Ce mensonge organisé a plus ou moins détruit la gauche américaine, et gravement endommagé la gauche européenne. Comme l’activiste Terry Burke l’a documenté en 2019 [voir «Russiagate, Syria and the Left», in Countervortex, 27 juin 2019] l’opposition efficace de la gauche à Donald Trump s’est effondrée au milieu de furieuses disputes internes sur la Syrie et l’ingérence russe dans la politique des Etats-Unis déclenchées par des personnalités éminentes récitant des mensonges du Kremlin. Certaines d’entre elles se sont avérées être payées par le gouvernement russe.

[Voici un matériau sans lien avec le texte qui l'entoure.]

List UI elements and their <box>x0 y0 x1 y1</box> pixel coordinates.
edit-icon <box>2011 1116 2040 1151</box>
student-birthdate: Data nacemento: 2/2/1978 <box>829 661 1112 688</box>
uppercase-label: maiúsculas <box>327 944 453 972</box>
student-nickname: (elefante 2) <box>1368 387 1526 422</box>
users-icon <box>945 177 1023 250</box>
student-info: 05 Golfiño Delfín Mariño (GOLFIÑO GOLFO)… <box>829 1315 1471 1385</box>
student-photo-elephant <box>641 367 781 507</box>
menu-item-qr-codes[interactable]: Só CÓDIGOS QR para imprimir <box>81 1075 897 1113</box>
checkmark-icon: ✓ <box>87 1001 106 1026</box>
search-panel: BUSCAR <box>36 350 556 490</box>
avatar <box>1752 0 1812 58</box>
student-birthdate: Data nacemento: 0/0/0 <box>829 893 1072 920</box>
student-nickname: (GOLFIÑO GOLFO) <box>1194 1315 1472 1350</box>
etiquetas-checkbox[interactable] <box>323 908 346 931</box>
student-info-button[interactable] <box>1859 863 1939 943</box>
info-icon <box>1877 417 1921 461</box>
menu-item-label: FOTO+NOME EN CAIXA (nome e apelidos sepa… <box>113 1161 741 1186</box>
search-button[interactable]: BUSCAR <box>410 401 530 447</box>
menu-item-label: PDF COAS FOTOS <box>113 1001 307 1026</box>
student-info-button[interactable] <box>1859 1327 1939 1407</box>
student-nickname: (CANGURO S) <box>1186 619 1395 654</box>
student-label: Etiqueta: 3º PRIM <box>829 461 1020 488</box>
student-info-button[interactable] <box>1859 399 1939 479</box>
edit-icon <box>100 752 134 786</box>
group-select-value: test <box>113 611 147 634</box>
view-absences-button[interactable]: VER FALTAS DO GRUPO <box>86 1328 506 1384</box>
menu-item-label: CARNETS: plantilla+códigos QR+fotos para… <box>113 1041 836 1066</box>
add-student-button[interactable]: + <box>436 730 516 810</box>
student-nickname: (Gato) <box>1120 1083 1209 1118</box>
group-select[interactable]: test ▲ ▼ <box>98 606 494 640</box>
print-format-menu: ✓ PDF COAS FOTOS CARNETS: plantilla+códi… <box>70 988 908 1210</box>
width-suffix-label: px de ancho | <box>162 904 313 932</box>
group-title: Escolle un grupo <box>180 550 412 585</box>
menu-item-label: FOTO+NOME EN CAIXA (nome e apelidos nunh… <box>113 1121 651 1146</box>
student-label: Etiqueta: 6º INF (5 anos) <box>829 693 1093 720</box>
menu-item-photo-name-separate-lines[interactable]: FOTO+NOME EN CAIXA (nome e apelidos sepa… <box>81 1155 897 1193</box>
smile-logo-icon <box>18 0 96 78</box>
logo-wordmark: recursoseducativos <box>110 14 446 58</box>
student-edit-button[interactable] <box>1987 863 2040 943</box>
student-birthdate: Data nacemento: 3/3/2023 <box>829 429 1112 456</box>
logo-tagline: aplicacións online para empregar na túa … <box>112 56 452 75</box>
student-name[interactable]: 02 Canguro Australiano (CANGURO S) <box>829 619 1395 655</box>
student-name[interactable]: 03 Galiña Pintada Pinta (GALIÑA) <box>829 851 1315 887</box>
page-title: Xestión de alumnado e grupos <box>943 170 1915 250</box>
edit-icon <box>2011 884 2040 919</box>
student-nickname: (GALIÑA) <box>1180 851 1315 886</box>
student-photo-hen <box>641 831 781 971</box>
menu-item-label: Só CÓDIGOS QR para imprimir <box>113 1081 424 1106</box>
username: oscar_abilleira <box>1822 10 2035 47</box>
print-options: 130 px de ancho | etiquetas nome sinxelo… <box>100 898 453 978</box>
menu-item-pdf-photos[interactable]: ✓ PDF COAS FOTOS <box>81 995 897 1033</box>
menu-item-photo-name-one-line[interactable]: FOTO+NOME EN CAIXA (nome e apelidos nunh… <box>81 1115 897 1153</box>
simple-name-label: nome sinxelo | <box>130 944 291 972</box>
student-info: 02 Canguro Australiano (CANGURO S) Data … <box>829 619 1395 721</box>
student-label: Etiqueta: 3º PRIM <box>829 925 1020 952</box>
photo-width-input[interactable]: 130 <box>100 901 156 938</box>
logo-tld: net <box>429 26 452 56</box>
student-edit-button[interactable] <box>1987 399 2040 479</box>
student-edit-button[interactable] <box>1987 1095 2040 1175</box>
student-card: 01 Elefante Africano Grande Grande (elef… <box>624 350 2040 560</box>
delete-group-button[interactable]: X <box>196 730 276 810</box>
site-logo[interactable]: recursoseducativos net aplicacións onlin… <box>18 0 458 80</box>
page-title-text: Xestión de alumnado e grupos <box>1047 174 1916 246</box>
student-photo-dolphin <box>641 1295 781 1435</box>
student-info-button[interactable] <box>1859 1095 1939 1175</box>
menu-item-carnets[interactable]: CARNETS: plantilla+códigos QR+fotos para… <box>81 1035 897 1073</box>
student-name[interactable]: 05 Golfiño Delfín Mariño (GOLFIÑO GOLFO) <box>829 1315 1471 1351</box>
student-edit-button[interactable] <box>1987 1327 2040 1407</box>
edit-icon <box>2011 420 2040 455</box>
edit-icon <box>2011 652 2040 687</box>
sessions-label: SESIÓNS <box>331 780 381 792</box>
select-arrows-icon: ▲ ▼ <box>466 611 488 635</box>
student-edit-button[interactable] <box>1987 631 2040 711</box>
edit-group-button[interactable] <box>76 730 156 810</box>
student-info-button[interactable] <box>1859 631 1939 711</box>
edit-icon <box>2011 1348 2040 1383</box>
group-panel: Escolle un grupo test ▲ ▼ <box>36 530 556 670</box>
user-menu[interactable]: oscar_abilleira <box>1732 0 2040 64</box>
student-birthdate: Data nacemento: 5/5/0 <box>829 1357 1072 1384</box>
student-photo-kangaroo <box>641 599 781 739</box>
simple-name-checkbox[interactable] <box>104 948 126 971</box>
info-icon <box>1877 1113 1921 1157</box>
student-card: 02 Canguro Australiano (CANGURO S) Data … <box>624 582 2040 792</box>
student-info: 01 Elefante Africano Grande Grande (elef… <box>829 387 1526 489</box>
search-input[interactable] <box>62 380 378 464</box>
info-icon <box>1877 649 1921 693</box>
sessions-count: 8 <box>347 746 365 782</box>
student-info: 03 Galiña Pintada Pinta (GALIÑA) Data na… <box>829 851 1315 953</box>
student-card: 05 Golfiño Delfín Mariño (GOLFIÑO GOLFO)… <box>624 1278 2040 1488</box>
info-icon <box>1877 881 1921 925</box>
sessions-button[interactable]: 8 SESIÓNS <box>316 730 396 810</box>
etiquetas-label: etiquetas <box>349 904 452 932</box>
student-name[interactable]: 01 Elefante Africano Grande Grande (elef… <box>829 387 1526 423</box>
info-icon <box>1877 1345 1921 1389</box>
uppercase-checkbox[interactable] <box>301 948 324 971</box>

De tels mensonges sont également familiers aux Ukrainiens. Pendant l’Holodomor (la famine des années 1930 exacerbée par la politique de Joseph Staline), qui a fait entre 3 et 5 millions de morts, le Kremlin a affirmé que les paysans avaient beaucoup de nourriture mais la cachaient. Dans certains cas, ils se laissaient délibérément mourir de faim. Je suppose qu’on peut appeler ça une méthode de communication de crise.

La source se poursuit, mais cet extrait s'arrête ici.